Cada uno elige su propia muerte, decía Rilke: y mi hijo eligió la suya. Odié la política en la calle porque nací en ella. Iba al colegio tumbado en el suelo del tranvía porque las balas atravesaban las ventanillas, mientras un soldado, junto al conductor, disparaba contra los 'pacos'. He estado yo mismo en la calle, vendiendo Juventud, de las JSU (la dirigía Claudín), y repartiendo candidaturas del Frente Popular, gritando '¡Contra la canalla fascista!', que es lo mismo que digo ahora, desclasado a gusto de mi burguesía. La política de la calle fue una política mortal; y, además, se perdió. Quisiera advertir que los asesinos de entonces, y sus hijos o nietos, siguen insistiendo en que es un asunto del pasado: no les importa la historia, no saben que aquello que se perdió se sigue perdiendo cada día más, y que los decretos, las mayorías de Aznar, son guerras perdidas de hace 60 años.
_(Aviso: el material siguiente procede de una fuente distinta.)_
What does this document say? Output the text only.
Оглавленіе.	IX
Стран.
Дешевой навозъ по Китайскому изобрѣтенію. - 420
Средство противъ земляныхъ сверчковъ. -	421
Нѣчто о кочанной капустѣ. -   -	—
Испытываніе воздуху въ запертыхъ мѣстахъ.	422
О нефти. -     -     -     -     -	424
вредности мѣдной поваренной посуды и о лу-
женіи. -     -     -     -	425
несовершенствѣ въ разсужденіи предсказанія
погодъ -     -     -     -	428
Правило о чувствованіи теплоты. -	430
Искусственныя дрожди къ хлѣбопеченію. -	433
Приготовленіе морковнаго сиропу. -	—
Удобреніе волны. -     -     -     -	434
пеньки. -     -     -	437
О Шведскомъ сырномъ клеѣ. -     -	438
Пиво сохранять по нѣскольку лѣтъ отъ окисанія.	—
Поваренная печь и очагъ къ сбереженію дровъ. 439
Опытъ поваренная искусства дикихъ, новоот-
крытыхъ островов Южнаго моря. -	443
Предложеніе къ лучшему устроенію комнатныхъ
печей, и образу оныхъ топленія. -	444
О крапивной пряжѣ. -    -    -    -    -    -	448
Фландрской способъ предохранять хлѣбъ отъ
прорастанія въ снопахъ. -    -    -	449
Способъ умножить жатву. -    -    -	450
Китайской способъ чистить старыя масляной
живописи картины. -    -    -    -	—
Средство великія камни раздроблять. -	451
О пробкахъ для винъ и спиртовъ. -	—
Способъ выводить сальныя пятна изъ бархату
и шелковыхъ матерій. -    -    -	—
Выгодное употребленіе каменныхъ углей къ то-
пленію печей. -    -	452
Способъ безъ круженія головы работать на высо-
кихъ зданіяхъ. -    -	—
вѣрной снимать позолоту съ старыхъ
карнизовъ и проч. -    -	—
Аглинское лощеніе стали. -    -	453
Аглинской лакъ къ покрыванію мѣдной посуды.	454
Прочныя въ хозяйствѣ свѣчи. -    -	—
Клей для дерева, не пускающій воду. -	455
Aznar, recauchutado y segregando su propia adrenalina, se ha pasado: y la política se va a la calle. Cuando digo Aznar, pobre señor, digo algunas cosas. Ni en la ONU ni en la UE. No la hay en el Parlamento y se va a la calle. Cientos de miles de personas en Bilbao se manifiestan contra la ilegalización de los partidos políticos que no gusten a los que gobiernan. Cientos de miles de mujeres se manifiestan en Sevilla, y las llama de todo. Y en Sevilla misma, la Universidad defiende el fuero que le permite proteger a los que se refugian: la rectora es un firme carácter. Los antiglobalizadores recorren el mundo, mientras la globalización se come Argentina, quiere acabar con los islamistas explicando que son distintos de los musulmanes, prepara la destrucción de Irak y la guerra en Cachemira. Si la política no está donde su casa, la tendrá que hacer la calle.